Lock up the truck, grab the fins and sprint down to the beach. Shivering and hooting. No time to waste, first light is approaching.  Zip up and splash……..Wooooo! “Is the water colder than last night?” “It feels colder than last night.”  Little pin pricks all over as water climbs inside the wetsuit. 

Swimming hard, rows of whitewater stack up. Under the first, under the second….
ZZZZZIIIIINNNNGGGG!!!!
Ice cream headache.

Dive deep, feel the brain freeze!
Dive deep, feel the brain freeze!

Under the third, still zinging. Slightly disoriented but still swimming. During a lull, the brain thaws.

Wits regained, a solid waves approaches. Swim to find the spot and take off. The barrel is round and the glide is real. A sense of warmth washes over. The warmth of a fun ride and vigorous swimming. And possibly some urine.

Warming up.
Warming up.

After a couple hours: feet turn to immobilized stumps inside the fins. Slurred speech as the jaw and tongue freeze.

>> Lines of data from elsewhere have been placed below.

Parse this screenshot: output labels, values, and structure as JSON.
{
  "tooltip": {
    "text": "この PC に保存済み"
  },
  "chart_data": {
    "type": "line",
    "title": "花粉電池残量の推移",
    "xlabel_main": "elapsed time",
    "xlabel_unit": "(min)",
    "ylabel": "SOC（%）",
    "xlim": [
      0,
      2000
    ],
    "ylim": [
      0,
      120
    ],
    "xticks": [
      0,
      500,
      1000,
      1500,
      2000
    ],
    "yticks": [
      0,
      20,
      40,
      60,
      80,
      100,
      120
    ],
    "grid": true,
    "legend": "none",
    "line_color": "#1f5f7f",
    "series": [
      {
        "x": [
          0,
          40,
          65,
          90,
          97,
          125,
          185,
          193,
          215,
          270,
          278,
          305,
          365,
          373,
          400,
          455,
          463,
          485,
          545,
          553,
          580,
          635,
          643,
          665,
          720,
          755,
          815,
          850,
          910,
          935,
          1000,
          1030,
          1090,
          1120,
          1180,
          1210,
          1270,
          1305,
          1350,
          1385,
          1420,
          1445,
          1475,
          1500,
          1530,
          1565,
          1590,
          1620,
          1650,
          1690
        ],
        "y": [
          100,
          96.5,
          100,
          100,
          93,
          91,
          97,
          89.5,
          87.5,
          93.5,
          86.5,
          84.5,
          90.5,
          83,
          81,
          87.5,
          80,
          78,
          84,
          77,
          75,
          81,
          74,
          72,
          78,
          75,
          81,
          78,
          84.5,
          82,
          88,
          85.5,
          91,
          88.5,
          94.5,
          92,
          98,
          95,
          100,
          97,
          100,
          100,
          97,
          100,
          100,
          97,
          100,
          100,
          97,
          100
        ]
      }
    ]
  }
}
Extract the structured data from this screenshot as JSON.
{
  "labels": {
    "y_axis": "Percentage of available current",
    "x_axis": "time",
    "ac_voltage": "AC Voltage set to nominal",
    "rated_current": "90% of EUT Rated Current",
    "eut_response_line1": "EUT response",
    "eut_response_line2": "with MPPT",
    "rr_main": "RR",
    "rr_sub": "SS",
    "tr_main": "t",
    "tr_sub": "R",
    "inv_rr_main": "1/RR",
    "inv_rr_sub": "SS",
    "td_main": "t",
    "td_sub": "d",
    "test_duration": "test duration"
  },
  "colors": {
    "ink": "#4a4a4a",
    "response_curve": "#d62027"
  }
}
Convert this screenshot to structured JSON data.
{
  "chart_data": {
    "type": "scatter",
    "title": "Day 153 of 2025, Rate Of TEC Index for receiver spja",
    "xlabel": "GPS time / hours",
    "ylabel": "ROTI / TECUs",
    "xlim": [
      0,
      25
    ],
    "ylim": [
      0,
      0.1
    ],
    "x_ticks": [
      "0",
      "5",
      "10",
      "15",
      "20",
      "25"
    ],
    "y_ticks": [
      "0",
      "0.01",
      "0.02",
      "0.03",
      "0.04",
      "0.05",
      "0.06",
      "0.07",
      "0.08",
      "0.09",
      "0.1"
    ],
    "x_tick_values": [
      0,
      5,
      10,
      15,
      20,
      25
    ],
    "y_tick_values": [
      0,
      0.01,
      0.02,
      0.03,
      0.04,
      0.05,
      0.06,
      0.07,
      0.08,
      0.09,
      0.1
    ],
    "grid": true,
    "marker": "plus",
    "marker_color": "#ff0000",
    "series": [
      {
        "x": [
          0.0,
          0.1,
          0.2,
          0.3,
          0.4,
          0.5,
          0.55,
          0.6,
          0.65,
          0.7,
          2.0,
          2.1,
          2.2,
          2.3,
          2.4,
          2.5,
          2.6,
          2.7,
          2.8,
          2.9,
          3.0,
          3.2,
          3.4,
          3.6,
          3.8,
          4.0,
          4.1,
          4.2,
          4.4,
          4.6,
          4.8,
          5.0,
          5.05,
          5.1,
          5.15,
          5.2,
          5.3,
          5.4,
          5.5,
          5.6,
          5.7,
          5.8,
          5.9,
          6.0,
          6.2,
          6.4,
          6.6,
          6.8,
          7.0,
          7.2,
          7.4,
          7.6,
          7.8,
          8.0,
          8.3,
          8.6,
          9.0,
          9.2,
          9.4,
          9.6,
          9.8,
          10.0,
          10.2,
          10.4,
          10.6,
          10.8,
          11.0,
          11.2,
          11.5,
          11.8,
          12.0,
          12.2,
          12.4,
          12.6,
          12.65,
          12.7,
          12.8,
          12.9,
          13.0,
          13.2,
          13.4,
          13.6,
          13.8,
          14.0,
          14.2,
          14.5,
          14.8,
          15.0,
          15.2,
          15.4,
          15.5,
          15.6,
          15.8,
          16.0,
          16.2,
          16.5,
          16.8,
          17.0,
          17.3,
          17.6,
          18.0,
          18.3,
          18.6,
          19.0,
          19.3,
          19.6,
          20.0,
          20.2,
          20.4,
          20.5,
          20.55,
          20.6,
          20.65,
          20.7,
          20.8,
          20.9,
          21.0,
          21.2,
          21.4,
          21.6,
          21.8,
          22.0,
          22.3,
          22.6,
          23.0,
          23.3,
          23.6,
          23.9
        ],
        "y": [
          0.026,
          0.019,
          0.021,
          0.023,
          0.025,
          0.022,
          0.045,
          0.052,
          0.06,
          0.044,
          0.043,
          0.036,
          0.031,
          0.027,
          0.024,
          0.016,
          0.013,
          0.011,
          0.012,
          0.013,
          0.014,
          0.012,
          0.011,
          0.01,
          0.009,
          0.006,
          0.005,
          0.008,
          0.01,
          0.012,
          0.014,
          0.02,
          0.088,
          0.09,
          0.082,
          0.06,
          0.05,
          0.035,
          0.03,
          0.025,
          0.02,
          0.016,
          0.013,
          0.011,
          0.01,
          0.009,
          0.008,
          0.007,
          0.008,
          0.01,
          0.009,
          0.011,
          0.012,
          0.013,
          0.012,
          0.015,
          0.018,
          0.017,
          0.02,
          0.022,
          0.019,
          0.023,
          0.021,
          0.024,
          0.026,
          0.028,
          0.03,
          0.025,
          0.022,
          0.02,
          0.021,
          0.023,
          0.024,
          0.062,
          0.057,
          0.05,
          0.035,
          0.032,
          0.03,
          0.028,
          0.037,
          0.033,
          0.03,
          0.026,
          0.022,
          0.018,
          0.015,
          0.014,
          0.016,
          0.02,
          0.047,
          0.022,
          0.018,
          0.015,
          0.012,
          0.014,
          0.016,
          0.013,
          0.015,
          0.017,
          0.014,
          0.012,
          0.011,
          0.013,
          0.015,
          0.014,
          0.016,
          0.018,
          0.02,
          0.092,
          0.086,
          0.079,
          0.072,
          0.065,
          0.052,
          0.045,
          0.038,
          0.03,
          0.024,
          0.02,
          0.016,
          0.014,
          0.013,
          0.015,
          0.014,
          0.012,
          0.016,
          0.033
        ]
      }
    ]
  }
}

Continuous chills and shivers shoot through the body.  Walking up the beach after the session without feeling numb feet. A chill in the body that can last throughout the day. 

Numb feet.
Numb feet.

But there is something special about putting on that wet wetsuit. It represents passion and dedication.  The hardship presents miniature Ernest Shackleton moments.  Certainly would’ve been easier and far more comfortable to stay in bed. But the fun of riding waves with friends and getting barreled and laughing at each other’s slurred words makes it all beyond worthwhile.

Ode to Winter

Sure the days are short and morning’s cold.
But the Exhilaration!

Stripping off warm layers…
To enter a wet, clammy wetsuit…
in freezing offshore wind…
At dawn.

Big, purple blobs flood NPAC models.
The Harvest Buoy spikes…its coming.
Butterfly stomach excitement.
Impending glory rides…
…and poundings.
Wintertime!

The North Pacific Ocean.
The Polar Jet Stream.
Massive, spinning tempests.
Spraying swell from-
Hawaii to Alaska to California.

Entire weeks of head-high+ surf.
Consistent, pumping sets.
Lungs expand.
Surfed-out, thinning crowds.
80° weekends in January.
The thrill of enormous storm surf.
Delightful Winter!

Less traffic, more parking.
Dynamic weather.
Glorious, desperate rain.
Maybe, possibly, perhaps …
the run-off bacteria strengthens our immune system?

Shaka
Smile! Its time for winter poundings!